China is prepared to step up its scrutiny of US companies in the event US president-elect Donald Trump takes punitive measures against Chinese goods and triggers a trade war between the world’s two biggest economies after he takes office, according to people familiar with the matter.
The options include subjecting well-known US companies or ones that have large Chinese operations to tax or antitrust probes, the people said, asking not to be identified because the matter is not public. Other possible measures include the launch of anti-dumping investigations and scaling back government purchases of US products, according to the people.
However, any retaliation by China against Trump could be risky.

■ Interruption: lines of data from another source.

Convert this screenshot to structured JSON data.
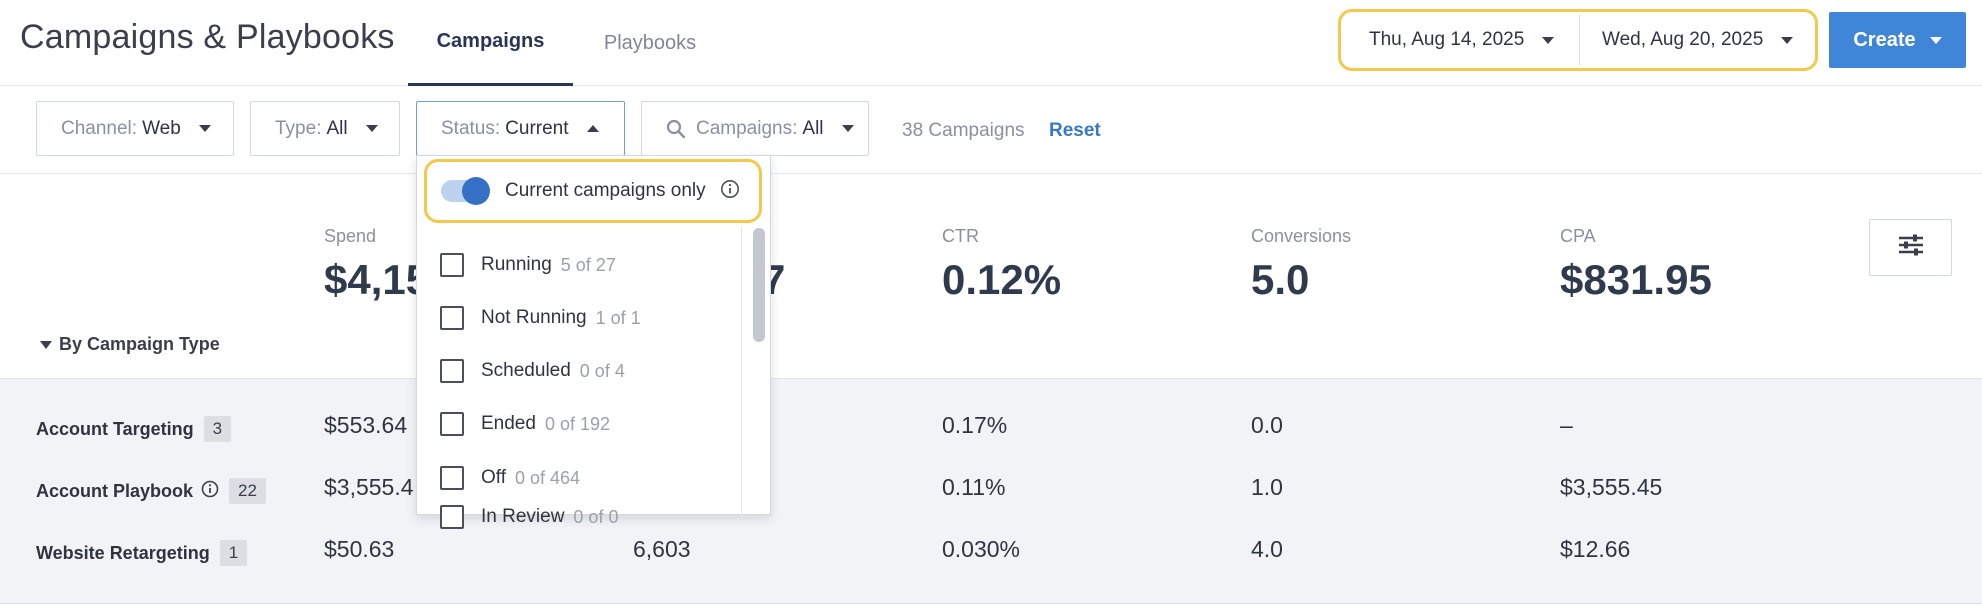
{
  "header": {
    "title": "Campaigns & Playbooks",
    "tabs": [
      {
        "label": "Campaigns",
        "active": true
      },
      {
        "label": "Playbooks",
        "active": false
      }
    ],
    "start_date": "Thu, Aug 14, 2025",
    "end_date": "Wed, Aug 20, 2025",
    "create_label": "Create"
  },
  "filters": {
    "channel": {
      "label": "Channel:",
      "value": "Web"
    },
    "type": {
      "label": "Type:",
      "value": "All"
    },
    "status": {
      "label": "Status:",
      "value": "Current"
    },
    "campaigns": {
      "label": "Campaigns:",
      "value": "All"
    },
    "count_text": "38 Campaigns",
    "reset_label": "Reset"
  },
  "stats": [
    {
      "label": "Spend",
      "value": "$4,15"
    },
    {
      "label": "",
      "value": "7"
    },
    {
      "label": "CTR",
      "value": "0.12%"
    },
    {
      "label": "Conversions",
      "value": "5.0"
    },
    {
      "label": "CPA",
      "value": "$831.95"
    }
  ],
  "by_campaign_type_label": "By Campaign Type",
  "table": {
    "rows": [
      {
        "label": "Account Targeting",
        "count": "3",
        "cells": [
          "$553.64",
          "",
          "0.17%",
          "0.0",
          "–"
        ]
      },
      {
        "label": "Account Playbook",
        "count": "22",
        "cells": [
          "$3,555.4",
          "",
          "0.11%",
          "1.0",
          "$3,555.45"
        ]
      },
      {
        "label": "Website Retargeting",
        "count": "1",
        "cells": [
          "$50.63",
          "6,603",
          "0.030%",
          "4.0",
          "$12.66"
        ]
      }
    ]
  },
  "status_dropdown": {
    "toggle_label": "Current campaigns only",
    "toggle_on": true,
    "options": [
      {
        "label": "Running",
        "count": "5 of 27"
      },
      {
        "label": "Not Running",
        "count": "1 of 1"
      },
      {
        "label": "Scheduled",
        "count": "0 of 4"
      },
      {
        "label": "Ended",
        "count": "0 of 192"
      },
      {
        "label": "Off",
        "count": "0 of 464"
      },
      {
        "label": "In Review",
        "count": "0 of 0"
      }
    ]
  },
  "colors": {
    "accent": "#3f86d8",
    "highlight": "#f2c94c",
    "tab_active": "#283556",
    "link": "#3a78c3"
  },
  "icons": [
    "chevron-down-icon",
    "chevron-up-icon",
    "search-icon",
    "sliders-icon",
    "info-icon"
  ]
}
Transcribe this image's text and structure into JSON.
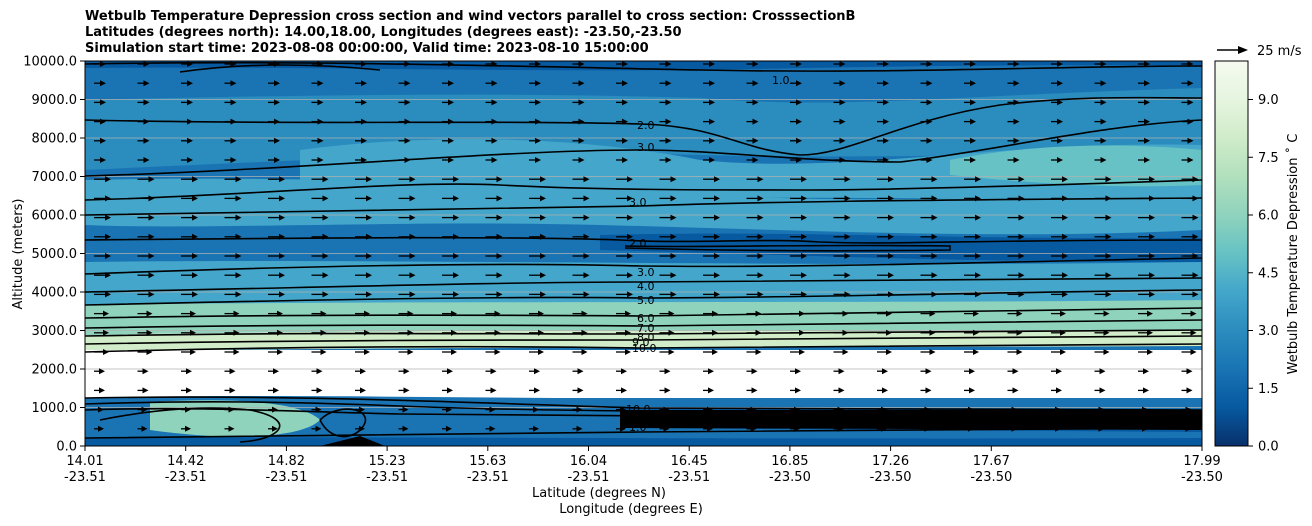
{
  "chart_data": {
    "type": "contour",
    "title_lines": [
      "Wetbulb Temperature Depression cross section and wind vectors parallel to cross section: CrosssectionB",
      "Latitudes (degrees north): 14.00,18.00, Longitudes (degrees east): -23.50,-23.50",
      "Simulation start time: 2023-08-08 00:00:00, Valid time: 2023-08-10 15:00:00"
    ],
    "ylabel": "Altitude (meters)",
    "xlabel_lat": "Latitude (degrees N)",
    "xlabel_lon": "Longitude (degrees E)",
    "ylim": [
      0,
      10000
    ],
    "yticks": [
      "0.0",
      "1000.0",
      "2000.0",
      "3000.0",
      "4000.0",
      "5000.0",
      "6000.0",
      "7000.0",
      "8000.0",
      "9000.0",
      "10000.0"
    ],
    "ytick_values": [
      0,
      1000,
      2000,
      3000,
      4000,
      5000,
      6000,
      7000,
      8000,
      9000,
      10000
    ],
    "xticks": [
      {
        "lat": "14.01",
        "lon": "-23.51"
      },
      {
        "lat": "14.42",
        "lon": "-23.51"
      },
      {
        "lat": "14.82",
        "lon": "-23.51"
      },
      {
        "lat": "15.23",
        "lon": "-23.51"
      },
      {
        "lat": "15.63",
        "lon": "-23.51"
      },
      {
        "lat": "16.04",
        "lon": "-23.51"
      },
      {
        "lat": "16.45",
        "lon": "-23.51"
      },
      {
        "lat": "16.85",
        "lon": "-23.50"
      },
      {
        "lat": "17.26",
        "lon": "-23.50"
      },
      {
        "lat": "17.67",
        "lon": "-23.50"
      },
      {
        "lat": "17.99",
        "lon": "-23.50"
      }
    ],
    "grid": "horizontal",
    "colorbar": {
      "label": "Wetbulb Temperature Depression ˚ C",
      "ticks": [
        "0.0",
        "1.5",
        "3.0",
        "4.5",
        "6.0",
        "7.5",
        "9.0"
      ],
      "tick_values": [
        0,
        1.5,
        3.0,
        4.5,
        6.0,
        7.5,
        9.0
      ],
      "range": [
        0,
        10
      ],
      "colormap": "GnBu_r"
    },
    "quiver_key": "25 m/s",
    "contour_labels": [
      "1.0",
      "2.0",
      "3.0",
      "4.0",
      "5.0",
      "6.0",
      "7.0",
      "8.0",
      "9.0",
      "10.0"
    ]
  }
}
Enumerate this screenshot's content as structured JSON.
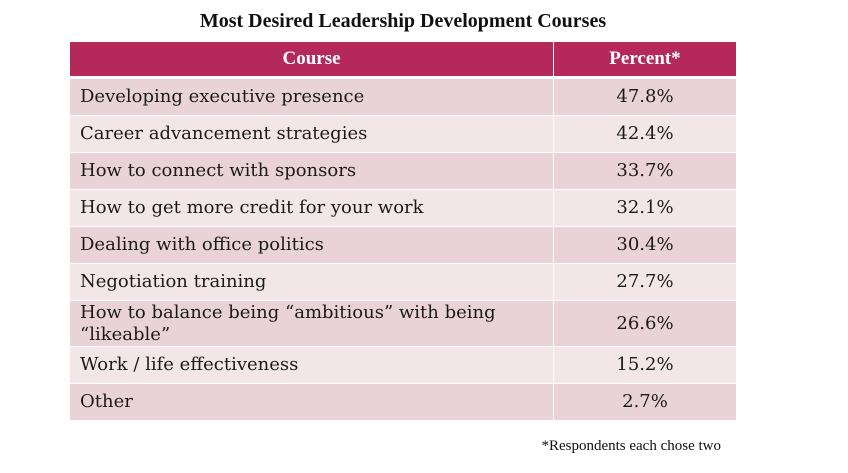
{
  "chart_data": {
    "type": "table",
    "title": "Most Desired Leadership Development Courses",
    "columns": [
      "Course",
      "Percent*"
    ],
    "rows": [
      {
        "course": "Developing executive presence",
        "percent": "47.8%",
        "value": 47.8
      },
      {
        "course": "Career advancement strategies",
        "percent": "42.4%",
        "value": 42.4
      },
      {
        "course": "How to connect with sponsors",
        "percent": "33.7%",
        "value": 33.7
      },
      {
        "course": "How to get more credit for your work",
        "percent": "32.1%",
        "value": 32.1
      },
      {
        "course": "Dealing with office politics",
        "percent": "30.4%",
        "value": 30.4
      },
      {
        "course": "Negotiation training",
        "percent": "27.7%",
        "value": 27.7
      },
      {
        "course": "How to balance being “ambitious” with being “likeable”",
        "percent": "26.6%",
        "value": 26.6
      },
      {
        "course": "Work / life effectiveness",
        "percent": "15.2%",
        "value": 15.2
      },
      {
        "course": "Other",
        "percent": "2.7%",
        "value": 2.7
      }
    ],
    "footnote": "*Respondents each chose two"
  },
  "colors": {
    "header_bg": "#b5295a",
    "header_text": "#ffffff",
    "row_odd": "#e9d3d9",
    "row_even": "#f3e6e9"
  }
}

A backlash may result in China damaging access to its biggest trading partner, said Michael Every, head of financial markets research at Rabobank Group in Hong Kong.
“When you have a country with a large trade deficit that retaliates against a country with a large trade surplus with it, it’s the country with the trade deficit that wins,” Every said. “The country with the surplus loses, every time.”
America’s trade deficit with China narrowed to US$31.1 billion from US$32.5 billion in October as US exports to the nation were the strongest since December 2013, according to the most recent data available. That brought the trade deficit to US$288.78 billion for the 10 months to the end of October.
China’s central government compiled the possible countermeasures after collecting opinions from various departments, the people said. The punitive steps would only be carried out if the US acts first and after senior Chinese leaders sign off on them, they said.
Representatives at China’s Ministry of Commerce, National Development and Reform Commission, State Administration of Taxation and General Administration of Customs either did not respond or could not immediately comment to Bloomberg queries.
Representatives at Trump’s transition team did not respond to a request for comment.
Late last year, China fined General Motors Co, the second-largest foreign carmaker in the country, nearly US$30 million for antitrust violations after the company was accused of setting minimum prices on some models made by its SAIC-GM Co Ltd (上汽通用汽車). General Motors Co said at the time it respects local laws and that it would fully support its venture in China to ensure all appropriate actions are taken.
Given how much they have at stake — Rhodium Group estimates US multinational corporations have poured more than US$228 billion into China since 1990 — US business groups have a history of pushing back against Washington on trade issues with China. In the 1990s, companies including Boeing Co, Motorola Inc and American International Group Inc were involved in lobbying efforts in the annual battle to renew China’s most-favored nation status that gave its exports low-tariff status in the US. In 2011, trade groups representing companies including Microsoft Corp and Wal-Mart Stores Inc lobbied against legislation to pressure China to raise the value of its currency.